En algún momento posterior a ese momento del primer párrafo, los escritores descubrieron que, a través de las redes sociales, podían ellos mismos promocionar sus libros sin invertir recursos y poseer a cambio algo muy parecido a un público (un público que quizá jamás ha leído tus libros, pero que sabe que existes; y a ti solo te importa eso: que sepan que existes).

El escritor que habita en las redes empeña el tiempo en el que debería estar escribiendo a cambio de unos instantes de exposición. Y esa inversión no es vana. Poco a poco genera una comunidad de fieles seguidores que opina igual que él.

Pero el escritor que habita en las redes sociales ha confundido a esa gente que también vive pegada a un celular con su público lector. No lo es en absoluto y solo basta con hacer un poco de matemáticas.

Si, por ejemplo, ese escritor tiene 10000 seguidores en Twitter, eso no quiere decir que, cuando publique una novela, agote un tiraje de 1000 ejemplares. Por lo general, en Perú, los 1000 ejemplares se agotan pasados unos 4 o 5 años (hay, desde luego, grandiosas excepciones).

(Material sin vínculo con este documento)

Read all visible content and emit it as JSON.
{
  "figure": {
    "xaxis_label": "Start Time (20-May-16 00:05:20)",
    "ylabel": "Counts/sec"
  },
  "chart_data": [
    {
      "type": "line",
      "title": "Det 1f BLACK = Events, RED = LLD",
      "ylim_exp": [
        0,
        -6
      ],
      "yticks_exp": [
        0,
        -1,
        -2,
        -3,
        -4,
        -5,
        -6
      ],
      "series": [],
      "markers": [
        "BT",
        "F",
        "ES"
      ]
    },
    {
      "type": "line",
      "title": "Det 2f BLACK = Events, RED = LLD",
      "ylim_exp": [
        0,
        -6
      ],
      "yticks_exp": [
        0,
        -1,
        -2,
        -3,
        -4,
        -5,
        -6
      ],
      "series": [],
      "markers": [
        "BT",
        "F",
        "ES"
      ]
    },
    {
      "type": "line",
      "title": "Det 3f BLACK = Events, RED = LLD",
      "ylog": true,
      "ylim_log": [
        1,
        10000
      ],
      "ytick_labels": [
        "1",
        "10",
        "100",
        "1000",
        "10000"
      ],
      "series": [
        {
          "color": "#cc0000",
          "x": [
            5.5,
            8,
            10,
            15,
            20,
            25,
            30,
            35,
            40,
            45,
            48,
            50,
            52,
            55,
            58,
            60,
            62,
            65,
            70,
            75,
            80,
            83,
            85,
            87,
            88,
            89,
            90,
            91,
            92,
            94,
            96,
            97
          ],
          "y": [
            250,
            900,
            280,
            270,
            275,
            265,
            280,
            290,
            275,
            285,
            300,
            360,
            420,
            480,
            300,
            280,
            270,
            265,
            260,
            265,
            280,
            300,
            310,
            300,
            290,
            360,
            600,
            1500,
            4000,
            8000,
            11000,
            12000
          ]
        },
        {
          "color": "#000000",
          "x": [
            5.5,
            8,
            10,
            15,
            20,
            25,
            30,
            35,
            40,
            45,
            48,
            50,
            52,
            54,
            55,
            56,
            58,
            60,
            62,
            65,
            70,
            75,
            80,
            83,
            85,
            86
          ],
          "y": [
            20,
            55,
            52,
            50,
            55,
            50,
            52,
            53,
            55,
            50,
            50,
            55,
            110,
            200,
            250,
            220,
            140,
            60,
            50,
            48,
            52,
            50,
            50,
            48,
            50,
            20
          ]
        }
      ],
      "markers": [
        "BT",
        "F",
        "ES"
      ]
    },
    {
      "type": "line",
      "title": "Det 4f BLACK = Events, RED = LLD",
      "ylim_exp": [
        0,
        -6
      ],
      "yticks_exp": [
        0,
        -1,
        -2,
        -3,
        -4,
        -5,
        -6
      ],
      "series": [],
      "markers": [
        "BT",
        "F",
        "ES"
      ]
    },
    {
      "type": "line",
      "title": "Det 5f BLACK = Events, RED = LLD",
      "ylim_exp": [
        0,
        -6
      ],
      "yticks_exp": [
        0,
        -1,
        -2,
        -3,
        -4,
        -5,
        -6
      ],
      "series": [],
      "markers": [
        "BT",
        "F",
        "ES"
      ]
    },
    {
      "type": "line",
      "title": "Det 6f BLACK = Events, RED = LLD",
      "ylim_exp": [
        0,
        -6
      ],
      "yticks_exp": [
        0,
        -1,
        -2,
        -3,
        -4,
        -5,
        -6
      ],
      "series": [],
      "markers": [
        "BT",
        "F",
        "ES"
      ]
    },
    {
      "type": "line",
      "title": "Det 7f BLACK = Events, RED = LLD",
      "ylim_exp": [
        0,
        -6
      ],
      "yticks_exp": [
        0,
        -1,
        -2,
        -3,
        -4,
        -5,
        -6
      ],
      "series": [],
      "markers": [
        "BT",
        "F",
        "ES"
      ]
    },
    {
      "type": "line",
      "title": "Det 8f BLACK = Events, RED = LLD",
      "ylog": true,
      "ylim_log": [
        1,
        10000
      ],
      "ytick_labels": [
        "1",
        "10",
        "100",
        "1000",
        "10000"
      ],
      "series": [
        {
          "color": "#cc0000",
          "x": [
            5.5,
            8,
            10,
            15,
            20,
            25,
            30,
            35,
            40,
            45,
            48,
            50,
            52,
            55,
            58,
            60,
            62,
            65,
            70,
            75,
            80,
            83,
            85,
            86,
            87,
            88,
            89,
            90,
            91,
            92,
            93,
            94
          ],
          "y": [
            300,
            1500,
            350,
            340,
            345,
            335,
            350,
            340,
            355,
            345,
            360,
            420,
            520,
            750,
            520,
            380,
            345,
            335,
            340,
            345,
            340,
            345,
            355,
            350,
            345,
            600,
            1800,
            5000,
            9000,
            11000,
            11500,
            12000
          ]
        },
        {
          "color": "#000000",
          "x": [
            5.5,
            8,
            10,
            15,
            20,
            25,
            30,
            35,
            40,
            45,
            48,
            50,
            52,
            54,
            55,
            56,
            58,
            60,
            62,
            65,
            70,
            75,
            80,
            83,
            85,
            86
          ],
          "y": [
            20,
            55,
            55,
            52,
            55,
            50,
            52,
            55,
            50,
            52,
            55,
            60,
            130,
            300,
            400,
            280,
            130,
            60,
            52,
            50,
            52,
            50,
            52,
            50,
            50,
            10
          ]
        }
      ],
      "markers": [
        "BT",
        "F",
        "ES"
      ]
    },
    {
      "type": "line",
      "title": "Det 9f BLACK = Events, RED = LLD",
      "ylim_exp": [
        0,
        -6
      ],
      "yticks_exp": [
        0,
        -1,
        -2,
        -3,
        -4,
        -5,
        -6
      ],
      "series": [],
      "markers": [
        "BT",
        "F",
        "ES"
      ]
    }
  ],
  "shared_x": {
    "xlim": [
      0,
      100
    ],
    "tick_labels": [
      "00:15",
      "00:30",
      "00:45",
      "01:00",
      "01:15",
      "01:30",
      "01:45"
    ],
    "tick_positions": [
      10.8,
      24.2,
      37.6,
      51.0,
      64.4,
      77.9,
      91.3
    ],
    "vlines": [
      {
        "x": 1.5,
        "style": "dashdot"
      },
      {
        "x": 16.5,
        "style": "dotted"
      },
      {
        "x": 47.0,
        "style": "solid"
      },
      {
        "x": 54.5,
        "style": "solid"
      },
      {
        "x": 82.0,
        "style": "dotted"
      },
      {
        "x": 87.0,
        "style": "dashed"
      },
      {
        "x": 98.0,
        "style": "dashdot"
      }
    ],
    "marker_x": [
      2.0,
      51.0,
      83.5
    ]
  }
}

El escritor de redes sociales es, como lo llamó Fresán, un opinator: un experto en todo el acontecer nacional e internacional y que siempre camina por la senda correcta.

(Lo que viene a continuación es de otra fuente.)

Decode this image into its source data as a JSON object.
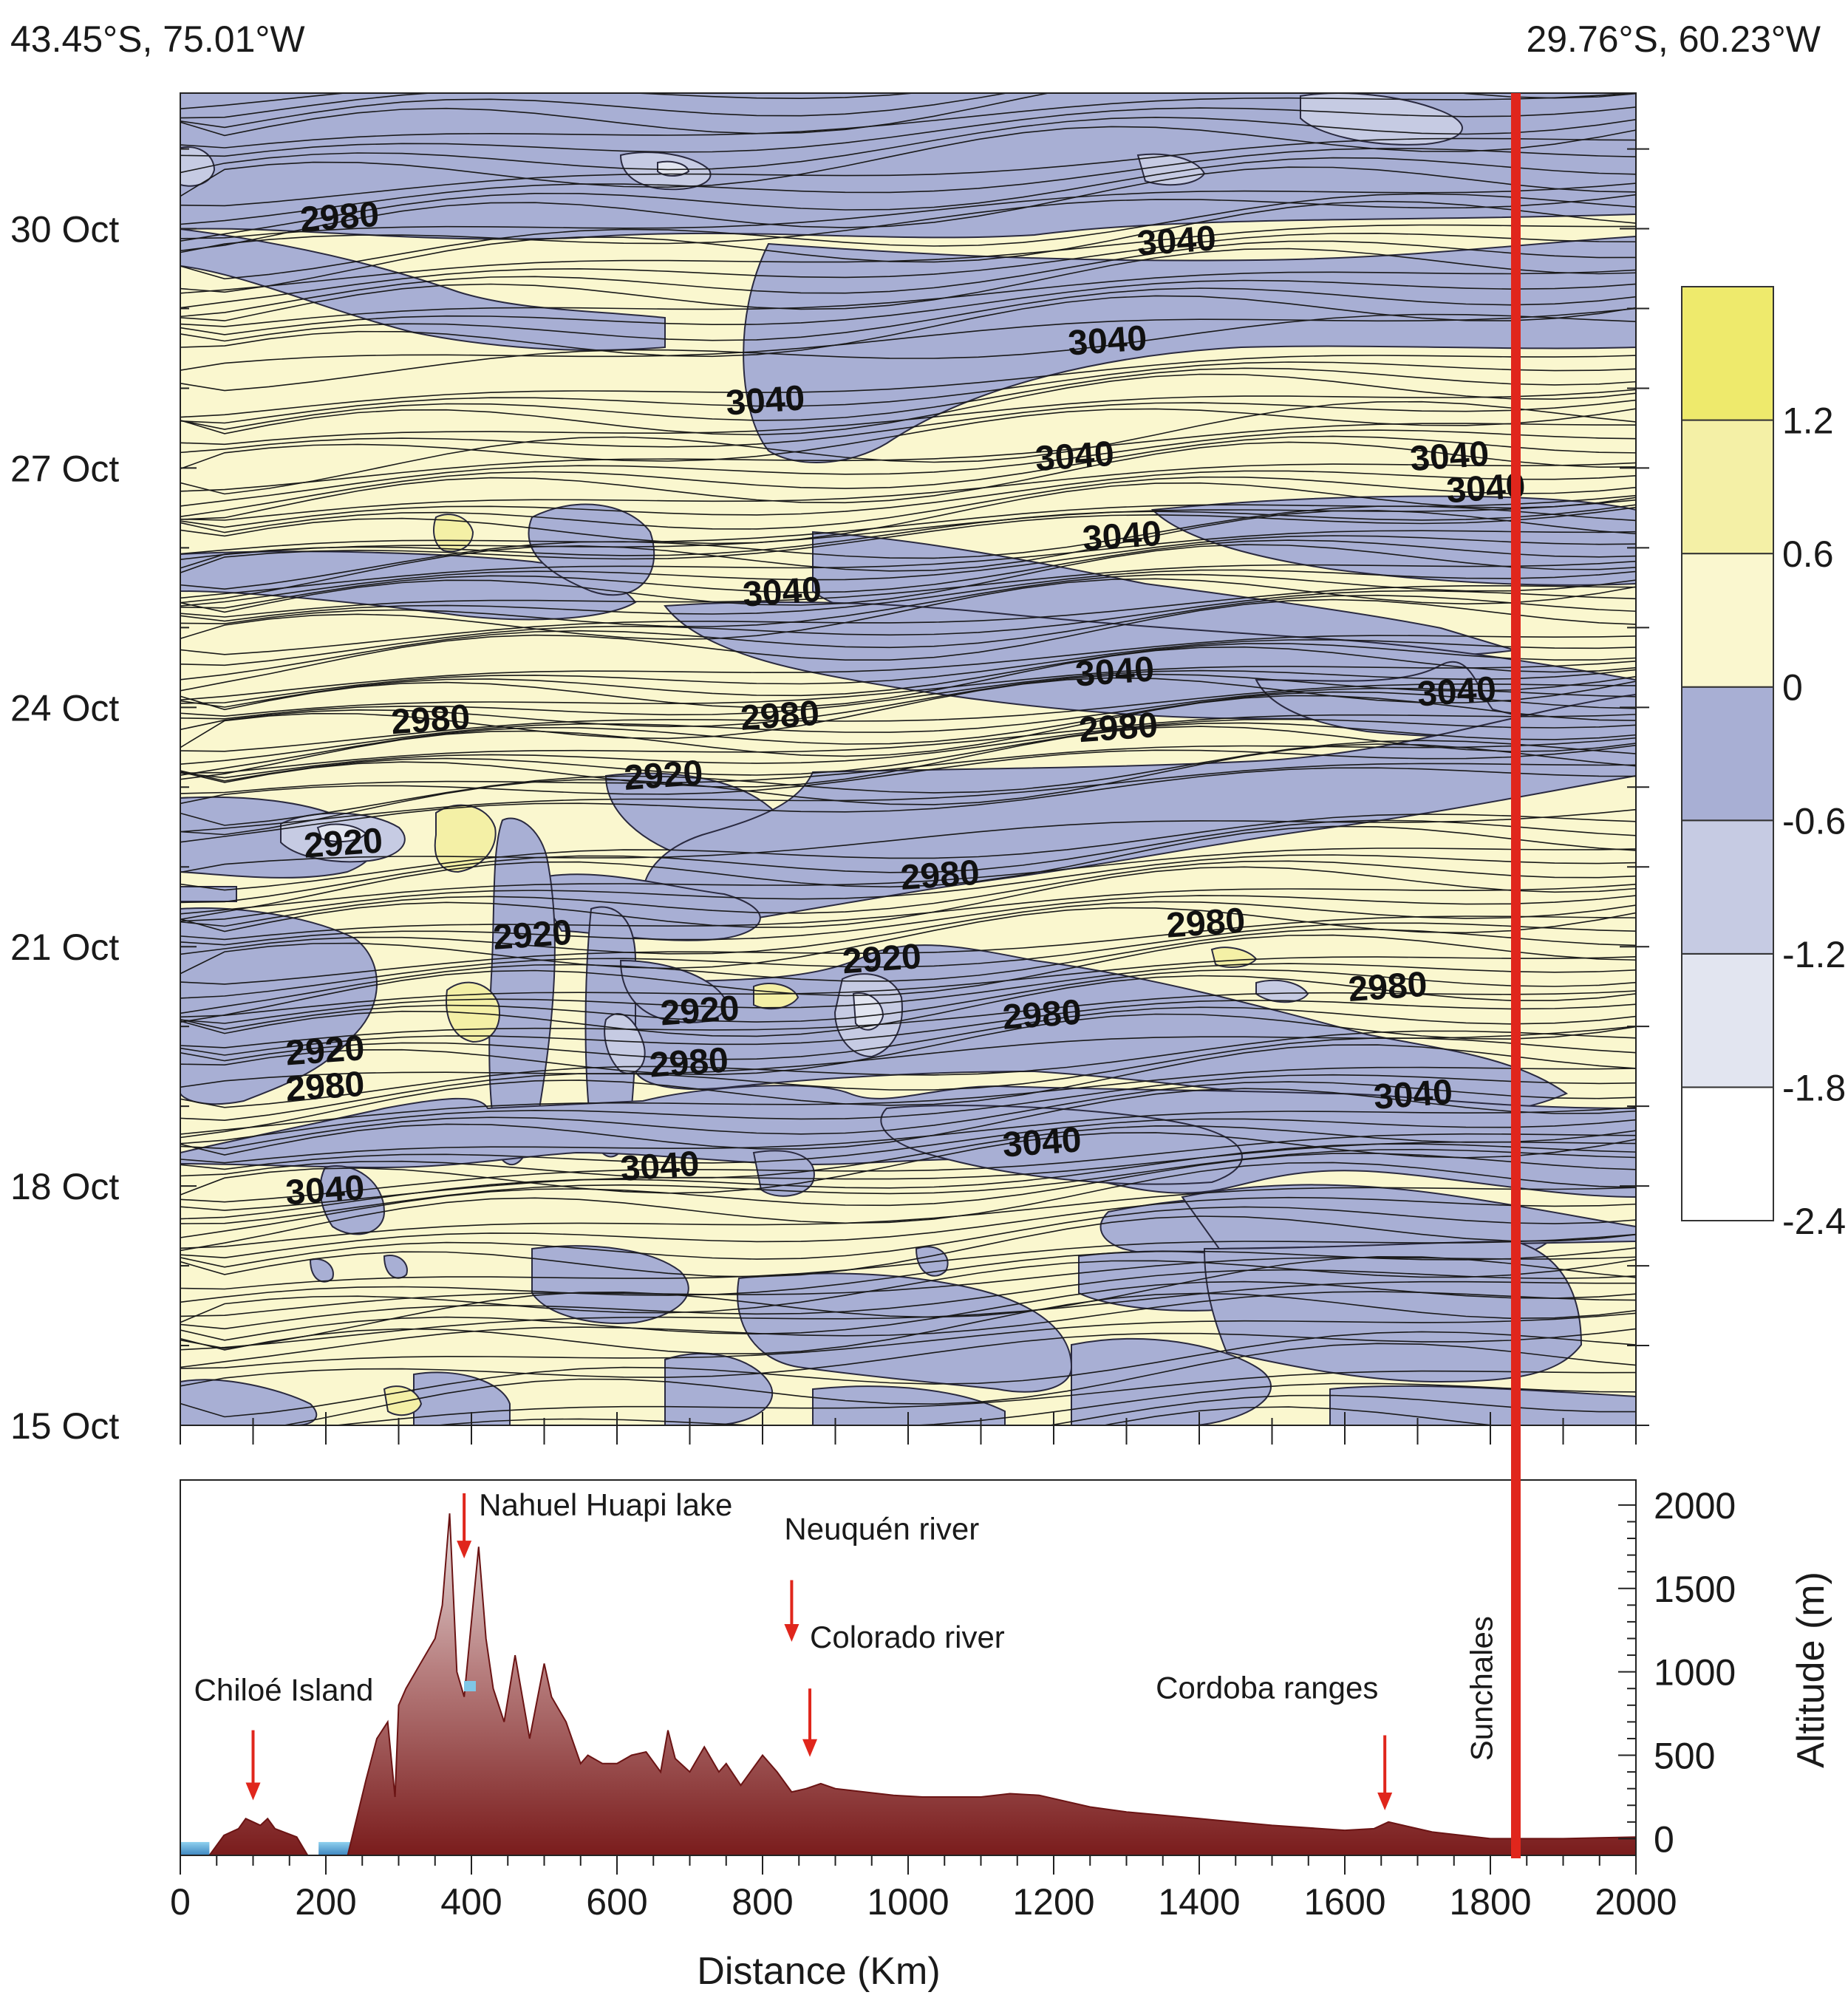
{
  "corner_left": "43.45°S, 75.01°W",
  "corner_right": "29.76°S, 60.23°W",
  "colors": {
    "pos_high": "#eeea6c",
    "pos_mid": "#f4f0a6",
    "pos_low": "#faf7cf",
    "neg_low": "#a8afd4",
    "neg_mid": "#c6cbe3",
    "neg_high": "#e2e5f0",
    "neg_max": "#ffffff",
    "marker_line": "#e0261c",
    "terrain_top": "#e6e0e0",
    "terrain_bottom": "#7a1c1c",
    "water": "#7fc6e6",
    "arrow": "#e0261c"
  },
  "chart_data": [
    {
      "type": "heatmap",
      "title": "",
      "x_range_km": [
        0,
        2000
      ],
      "y_axis_labels": [
        "15 Oct",
        "18 Oct",
        "21 Oct",
        "24 Oct",
        "27 Oct",
        "30 Oct"
      ],
      "y_axis_days": [
        15,
        18,
        21,
        24,
        27,
        30
      ],
      "y_range_days": [
        15,
        31.7
      ],
      "colorbar": {
        "levels": [
          -2.4,
          -1.8,
          -1.2,
          -0.6,
          0,
          0.6,
          1.2,
          1.8
        ],
        "tick_labels": [
          "-2.4",
          "-1.8",
          "-1.2",
          "-0.6",
          "0",
          "0.6",
          "1.2"
        ]
      },
      "contour_labels": [
        {
          "text": "2980",
          "km": 220,
          "day": 30.0
        },
        {
          "text": "3040",
          "km": 1370,
          "day": 29.7
        },
        {
          "text": "3040",
          "km": 1275,
          "day": 28.45
        },
        {
          "text": "3040",
          "km": 805,
          "day": 27.7
        },
        {
          "text": "3040",
          "km": 1230,
          "day": 27.0
        },
        {
          "text": "3040",
          "km": 1745,
          "day": 27.0
        },
        {
          "text": "3040",
          "km": 1795,
          "day": 26.6
        },
        {
          "text": "3040",
          "km": 1295,
          "day": 26.0
        },
        {
          "text": "3040",
          "km": 828,
          "day": 25.3
        },
        {
          "text": "3040",
          "km": 1285,
          "day": 24.3
        },
        {
          "text": "3040",
          "km": 1755,
          "day": 24.05
        },
        {
          "text": "2980",
          "km": 345,
          "day": 23.7
        },
        {
          "text": "2980",
          "km": 825,
          "day": 23.75
        },
        {
          "text": "2980",
          "km": 1290,
          "day": 23.6
        },
        {
          "text": "2920",
          "km": 665,
          "day": 23.0
        },
        {
          "text": "2920",
          "km": 225,
          "day": 22.15
        },
        {
          "text": "2980",
          "km": 1045,
          "day": 21.75
        },
        {
          "text": "2980",
          "km": 1410,
          "day": 21.15
        },
        {
          "text": "2920",
          "km": 485,
          "day": 21.0
        },
        {
          "text": "2920",
          "km": 965,
          "day": 20.7
        },
        {
          "text": "2980",
          "km": 1660,
          "day": 20.35
        },
        {
          "text": "2920",
          "km": 715,
          "day": 20.05
        },
        {
          "text": "2980",
          "km": 1185,
          "day": 20.0
        },
        {
          "text": "2920",
          "km": 200,
          "day": 19.55
        },
        {
          "text": "2980",
          "km": 200,
          "day": 19.1
        },
        {
          "text": "2980",
          "km": 700,
          "day": 19.4
        },
        {
          "text": "3040",
          "km": 1695,
          "day": 19.0
        },
        {
          "text": "3040",
          "km": 1185,
          "day": 18.4
        },
        {
          "text": "3040",
          "km": 660,
          "day": 18.1
        },
        {
          "text": "3040",
          "km": 200,
          "day": 17.8
        }
      ],
      "marker_km": 1835
    },
    {
      "type": "area",
      "title": "",
      "xlabel": "Distance (Km)",
      "ylabel": "Altitude (m)",
      "x_ticks": [
        "0",
        "200",
        "400",
        "600",
        "800",
        "1000",
        "1200",
        "1400",
        "1600",
        "1800",
        "2000"
      ],
      "x_tick_values": [
        0,
        200,
        400,
        600,
        800,
        1000,
        1200,
        1400,
        1600,
        1800,
        2000
      ],
      "y_ticks": [
        "0",
        "500",
        "1000",
        "1500",
        "2000"
      ],
      "y_tick_values": [
        0,
        500,
        1000,
        1500,
        2000
      ],
      "xlim": [
        0,
        2000
      ],
      "ylim": [
        -100,
        2150
      ],
      "x": [
        0,
        40,
        60,
        80,
        90,
        100,
        110,
        120,
        130,
        160,
        175,
        190,
        200,
        210,
        230,
        240,
        255,
        270,
        285,
        295,
        300,
        310,
        330,
        350,
        360,
        370,
        380,
        390,
        400,
        410,
        420,
        430,
        445,
        460,
        480,
        500,
        510,
        530,
        550,
        560,
        580,
        600,
        620,
        640,
        660,
        670,
        680,
        700,
        720,
        740,
        750,
        770,
        800,
        820,
        840,
        860,
        880,
        900,
        940,
        980,
        1020,
        1060,
        1100,
        1140,
        1180,
        1200,
        1250,
        1300,
        1400,
        1500,
        1600,
        1640,
        1660,
        1680,
        1720,
        1760,
        1800,
        1850,
        1900,
        2000
      ],
      "y": [
        -100,
        -100,
        20,
        60,
        120,
        100,
        80,
        120,
        60,
        10,
        -100,
        -100,
        -100,
        -100,
        -100,
        80,
        350,
        600,
        700,
        250,
        800,
        900,
        1050,
        1200,
        1400,
        1950,
        1000,
        850,
        1300,
        1750,
        1200,
        900,
        700,
        1100,
        600,
        1050,
        850,
        700,
        450,
        500,
        450,
        450,
        500,
        520,
        400,
        650,
        480,
        400,
        550,
        400,
        450,
        320,
        500,
        400,
        280,
        300,
        330,
        300,
        280,
        260,
        250,
        250,
        250,
        270,
        260,
        240,
        190,
        160,
        120,
        80,
        50,
        60,
        100,
        80,
        40,
        20,
        0,
        0,
        0,
        10
      ],
      "water_segments": [
        [
          0,
          40
        ],
        [
          190,
          235
        ]
      ],
      "annotations": [
        {
          "text": "Chiloé Island",
          "km": 100,
          "arrow_top_m": 650,
          "arrow_tip_m": 230
        },
        {
          "text": "Nahuel Huapi lake",
          "km": 390,
          "arrow_top_m": 2070,
          "arrow_tip_m": 1680
        },
        {
          "text": "Neuquén river",
          "km": 840,
          "arrow_top_m": 1550,
          "arrow_tip_m": 1180
        },
        {
          "text": "Colorado river",
          "km": 865,
          "arrow_top_m": 900,
          "arrow_tip_m": 490
        },
        {
          "text": "Cordoba ranges",
          "km": 1655,
          "arrow_top_m": 620,
          "arrow_tip_m": 170
        }
      ],
      "site_label": "Sunchales",
      "marker_km": 1835
    }
  ]
}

No hay nada criticable en la conducta del escritor preocupado por los likes. De hecho, su comportamiento obedece a un mercado donde cada vez es más difícil destacar y este escritor tiene que ingeniárselas para vestir de fosforescente y ser distinguible ante el resto.

No la tiene fácil este escritor. Por lo general, es un desencantado de los medios tradicionales. Y, en el mejor de los casos, no necesita ningún espacio regular en prensa porque su sola presencia en el mundo virtual tiende a multiplicarse.

Quizá su mayor reto es convertir esos 10000 seguidores en 100000 lectores/compradores de sus libros. En realidad, si solo uno de cada diez de sus seguidores comprara su libro, ya podría darse por satisfecho.

Antes, sin embargo, solo se necesitaba escribir una buena novela y dejar que esta haga lo suyo. Pero la época ha mutado de piel. Son malos tiempos para dedicarse exclusivamente a la escritura.